Group-based access data: Authentication is required to access the data. Like public access data, the data is also protected by a licensing agreement that limits the use and dissemination of the data and/or the models the data can be used for.
Named access data and internal access data: A special contract will be required to articulate the use, attribution and access restrictions of the data. This will be explicitly assigned by a contract and/or NDA, which will require direct contact with the GBADs legal team. We grouped these two, because both will need a data contract and require named (and authenticated)access to use.
- How will users be authenticated?
- How will groups of users be authenticated?
- What license will we use for models generated by GBADs and data outputs generated by the models?
Personal Identifiable Information (PII)
Personal Identifiable Information (PII) is any information that can be used to identify a person, residence or farm. This could include names, email addresses, geolocation or vet records for example. No matter the type of PII, data containing should be managed carefully.
PII should be protected and secure, with restricted access requirements. Depending on the use case, the data may be able to transformed to protect the PII. For example, geolocations can move up in spatial granularity and data can be provided in regions or zones or by country. Email addresses, phone numbers and names of farms can be encrypted on ingest and removed from data tables.
Secure Data Storage Infrastructure
As the GBADs Knowledge Engine is a cloud service, any data that includes PII will be stored in a secure bucket, such as the Amazon S3 bucket.
Licenses inform who can access data, how data can be used, who it can be used by and for what purposes and how to properly attribute the data.
Licenses have 3 utilities for GBADs, each which are informed by the CARE principles:
- Protect Data Contributors Any time data is contributed to GBADs, data holders will be required to select a license for their data.
This is a CARE sharing mechanism because licenses enable data contributors to have the Authority to Control their data throughout it's lifecycle and with licenses that dictate the usage restrictions of the data, the data can be used for the Collective Benefit of the data holder individually, or the group that the data holder represents.

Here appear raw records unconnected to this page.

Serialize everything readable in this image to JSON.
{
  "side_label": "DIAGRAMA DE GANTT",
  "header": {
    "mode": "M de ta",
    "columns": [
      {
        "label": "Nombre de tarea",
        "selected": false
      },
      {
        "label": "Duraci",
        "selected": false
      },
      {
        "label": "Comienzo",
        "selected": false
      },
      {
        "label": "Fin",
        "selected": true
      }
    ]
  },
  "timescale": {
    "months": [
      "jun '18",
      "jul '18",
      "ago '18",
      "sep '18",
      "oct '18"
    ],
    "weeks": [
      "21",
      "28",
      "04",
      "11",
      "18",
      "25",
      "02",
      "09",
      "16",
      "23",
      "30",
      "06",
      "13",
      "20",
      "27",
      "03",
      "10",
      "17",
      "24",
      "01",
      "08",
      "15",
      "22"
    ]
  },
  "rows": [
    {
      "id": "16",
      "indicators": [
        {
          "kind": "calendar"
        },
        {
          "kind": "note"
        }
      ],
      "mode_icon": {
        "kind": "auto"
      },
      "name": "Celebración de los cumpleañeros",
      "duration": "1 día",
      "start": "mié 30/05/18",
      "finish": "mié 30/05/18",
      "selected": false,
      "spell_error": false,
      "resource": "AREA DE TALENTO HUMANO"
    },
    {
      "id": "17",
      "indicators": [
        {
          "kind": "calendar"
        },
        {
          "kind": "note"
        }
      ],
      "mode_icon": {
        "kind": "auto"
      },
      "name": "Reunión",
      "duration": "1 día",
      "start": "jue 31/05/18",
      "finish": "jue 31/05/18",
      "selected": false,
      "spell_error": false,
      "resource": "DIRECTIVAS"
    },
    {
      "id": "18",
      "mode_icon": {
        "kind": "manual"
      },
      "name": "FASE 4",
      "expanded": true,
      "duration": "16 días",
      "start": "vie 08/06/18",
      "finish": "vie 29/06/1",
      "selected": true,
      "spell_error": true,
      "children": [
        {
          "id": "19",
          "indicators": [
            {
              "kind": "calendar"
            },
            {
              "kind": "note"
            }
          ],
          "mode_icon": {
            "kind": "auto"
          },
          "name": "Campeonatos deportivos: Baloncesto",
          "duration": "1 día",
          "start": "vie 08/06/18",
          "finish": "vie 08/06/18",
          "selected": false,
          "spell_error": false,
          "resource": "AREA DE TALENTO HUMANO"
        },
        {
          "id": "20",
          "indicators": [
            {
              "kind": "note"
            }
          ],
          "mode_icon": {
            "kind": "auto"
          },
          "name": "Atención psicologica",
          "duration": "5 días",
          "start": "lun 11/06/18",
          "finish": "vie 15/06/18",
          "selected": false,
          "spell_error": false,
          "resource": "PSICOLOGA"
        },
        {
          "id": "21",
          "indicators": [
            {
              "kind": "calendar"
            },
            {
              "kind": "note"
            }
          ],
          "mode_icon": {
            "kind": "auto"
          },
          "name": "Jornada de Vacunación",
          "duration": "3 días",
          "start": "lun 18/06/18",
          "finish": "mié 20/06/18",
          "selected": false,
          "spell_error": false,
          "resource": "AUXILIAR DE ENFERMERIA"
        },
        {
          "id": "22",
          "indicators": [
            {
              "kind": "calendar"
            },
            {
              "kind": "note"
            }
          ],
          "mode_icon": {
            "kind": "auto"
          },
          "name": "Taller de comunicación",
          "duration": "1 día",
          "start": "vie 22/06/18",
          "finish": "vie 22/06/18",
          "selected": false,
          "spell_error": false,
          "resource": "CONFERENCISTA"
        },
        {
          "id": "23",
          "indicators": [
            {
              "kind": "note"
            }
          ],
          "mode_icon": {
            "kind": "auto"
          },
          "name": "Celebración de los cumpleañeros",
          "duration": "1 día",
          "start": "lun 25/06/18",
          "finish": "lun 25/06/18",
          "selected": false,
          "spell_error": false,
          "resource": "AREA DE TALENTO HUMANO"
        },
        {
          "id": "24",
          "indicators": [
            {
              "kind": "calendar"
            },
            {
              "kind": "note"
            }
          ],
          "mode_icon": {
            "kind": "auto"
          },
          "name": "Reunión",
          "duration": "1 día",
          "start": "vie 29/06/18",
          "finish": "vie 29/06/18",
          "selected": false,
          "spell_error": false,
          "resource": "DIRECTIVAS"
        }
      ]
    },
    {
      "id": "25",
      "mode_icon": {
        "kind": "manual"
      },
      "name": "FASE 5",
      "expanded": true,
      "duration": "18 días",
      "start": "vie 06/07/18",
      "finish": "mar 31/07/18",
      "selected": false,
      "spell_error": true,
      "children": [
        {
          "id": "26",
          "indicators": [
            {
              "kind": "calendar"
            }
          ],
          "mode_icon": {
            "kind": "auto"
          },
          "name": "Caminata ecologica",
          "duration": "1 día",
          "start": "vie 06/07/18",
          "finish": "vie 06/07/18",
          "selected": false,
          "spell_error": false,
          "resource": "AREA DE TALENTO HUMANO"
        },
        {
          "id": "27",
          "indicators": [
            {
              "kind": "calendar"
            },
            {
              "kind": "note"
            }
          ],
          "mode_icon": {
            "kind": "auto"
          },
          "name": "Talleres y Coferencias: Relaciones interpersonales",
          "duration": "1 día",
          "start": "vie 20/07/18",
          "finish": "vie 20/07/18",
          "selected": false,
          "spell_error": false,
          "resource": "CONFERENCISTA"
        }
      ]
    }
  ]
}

Publicly available licenses will be linked to in the metadata, and the citation/attribution information will be disseminated alongside the dataset.
Inform Data Users Each data set will be licensed and the licensing and citation information will be available in the data set's metadata. Therefore, data users will be informed of how they can use the data that they access and the attribution that they must use.
Inform System View Open and public data will be available to any user who enters the site, but group or named access data will need authentification, and therefore will be inaccessible by default.
In other words, the view of GBADs Knowledge Engine will be informed by the licensing agreement. In some cases, this may mean that even the metadata will not be shown to unauthorized users. In other cases, the descriptive metadata may be available and users could request access. What the public, or certain users and groups can see will be governed by the choices of the data user.
Data holders contributing Open or public access data must chose a licensing agreement for their data. There is a suite of data licensing agreements that data holders can choose from. These include:
- Creative Commons Licenses. The Creative Commons license selector tool allows individuals to select the features of usage, adaptation and sharing, and provides a license that reflects these preferences.
- Open Data Commons Licenses including the Open Data Commons Open Database License (ODbl), the Open Data Commons Attribution License and the Open Data Commons Public Domain Dedication and License (PDDL).
In some cases, private data agreements will have to be made with a legal team to ensure that the usage restrictions, security, and licensing information are properly agreed upon between the data holder and GBADs.